Interrupts in OS

                                                        INTERRUPTS  IN  OS

 

Interrupts are a fundamental concept in operating systems (OS) that enable efficient and responsive computing. An interrupt is a signal sent to the processor by hardware or software indicating an event that needs immediate attention. When an interrupt occurs, the operating system temporarily halts the current processes, saves their state, and executes an interrupt service routine (ISR) to handle the event. Once the ISR is completed, the OS restores the original processes and resumes their execution.

 

Types of Interrupts

 

Hardware Interrupts :

These are generated by hardware devices like keyboards, mice, disk drives, or network cards to signal events such as key presses, mouse movements, or data arrival. Hardware interrupts ensure that the processor can respond to hardware events promptly, without the need for constant polling by the CPU.

 

Software Interrupts :

Software interrupts, also known as traps, are generated by programs or the operating system itself. They can be used to handle exceptional conditions (e.g., division by zero), system calls, or to implement multitasking by switching processes.

 

Interrupt Handling Process

Interrupt Request: An interrupt request (IRQ) is generated by a hardware device or software.

Interrupt Acknowledgment: The CPU acknowledges the interrupt and determines its priority.

Interrupt Vectoring: The CPU uses an interrupt vector to locate the appropriate ISR.

Interrupt Service Routine (ISR) Execution: The ISR executes to handle the interrupt. This may involve reading data from a device, processing input, or signaling other processes.
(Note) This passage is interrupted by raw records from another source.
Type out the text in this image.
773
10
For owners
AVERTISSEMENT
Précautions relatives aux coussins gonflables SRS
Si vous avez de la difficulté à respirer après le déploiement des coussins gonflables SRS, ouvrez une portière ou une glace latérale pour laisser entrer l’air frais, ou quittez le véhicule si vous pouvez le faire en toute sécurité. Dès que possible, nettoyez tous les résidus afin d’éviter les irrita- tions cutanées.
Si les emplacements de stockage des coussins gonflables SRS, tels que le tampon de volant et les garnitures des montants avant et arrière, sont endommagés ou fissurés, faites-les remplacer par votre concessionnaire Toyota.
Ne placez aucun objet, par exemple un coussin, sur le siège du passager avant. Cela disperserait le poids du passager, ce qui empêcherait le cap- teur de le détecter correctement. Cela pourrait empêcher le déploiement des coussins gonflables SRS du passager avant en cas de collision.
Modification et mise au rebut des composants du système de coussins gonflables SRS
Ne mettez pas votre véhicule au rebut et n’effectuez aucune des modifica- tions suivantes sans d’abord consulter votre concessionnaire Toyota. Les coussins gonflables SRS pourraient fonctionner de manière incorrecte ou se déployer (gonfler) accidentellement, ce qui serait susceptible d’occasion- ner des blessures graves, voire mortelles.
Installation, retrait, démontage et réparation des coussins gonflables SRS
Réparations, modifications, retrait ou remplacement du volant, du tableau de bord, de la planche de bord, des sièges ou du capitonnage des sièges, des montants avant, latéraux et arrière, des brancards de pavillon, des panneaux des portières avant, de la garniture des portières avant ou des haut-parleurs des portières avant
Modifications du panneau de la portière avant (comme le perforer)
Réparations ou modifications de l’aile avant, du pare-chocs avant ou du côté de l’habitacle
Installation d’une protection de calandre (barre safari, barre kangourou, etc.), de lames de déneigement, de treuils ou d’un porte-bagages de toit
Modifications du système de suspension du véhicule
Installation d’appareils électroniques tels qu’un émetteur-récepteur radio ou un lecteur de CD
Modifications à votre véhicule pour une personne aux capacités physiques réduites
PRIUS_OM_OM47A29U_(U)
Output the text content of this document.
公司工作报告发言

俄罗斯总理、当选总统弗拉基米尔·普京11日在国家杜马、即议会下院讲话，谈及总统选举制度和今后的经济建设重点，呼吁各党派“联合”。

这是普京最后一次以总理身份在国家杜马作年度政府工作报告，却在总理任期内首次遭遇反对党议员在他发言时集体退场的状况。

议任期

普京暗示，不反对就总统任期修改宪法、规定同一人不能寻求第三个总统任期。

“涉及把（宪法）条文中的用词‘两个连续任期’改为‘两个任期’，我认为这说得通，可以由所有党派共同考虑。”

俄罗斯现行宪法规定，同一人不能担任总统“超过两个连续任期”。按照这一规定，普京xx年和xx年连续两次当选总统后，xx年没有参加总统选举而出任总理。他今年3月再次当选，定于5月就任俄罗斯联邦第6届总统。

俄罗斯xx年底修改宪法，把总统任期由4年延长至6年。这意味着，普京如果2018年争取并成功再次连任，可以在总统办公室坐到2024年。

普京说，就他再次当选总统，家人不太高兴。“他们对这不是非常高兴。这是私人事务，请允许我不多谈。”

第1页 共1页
Restoration of State: The CPU restores the state of the interrupted process and resumes its execution.

 

Importance of Interrupts

 

Efficiency :

Interrupts enable efficient CPU utilization by allowing the processor to execute other tasks while waiting for I/O operations to complete. This reduces idle time and enhances overall system performance.

 

Responsiveness :

Interrupts allow the system to respond to events in real-time. For instance, a keystroke on a keyboard generates an interrupt, ensuring immediate attention from the CPU, resulting in low latency and improved user experience.

 

Multitasking and Concurrency :

Interrupts are crucial for multitasking environments. They facilitate context switching, where the CPU transitions between different processes or threads, allowing multiple tasks to run concurrently and improving the responsiveness of the system.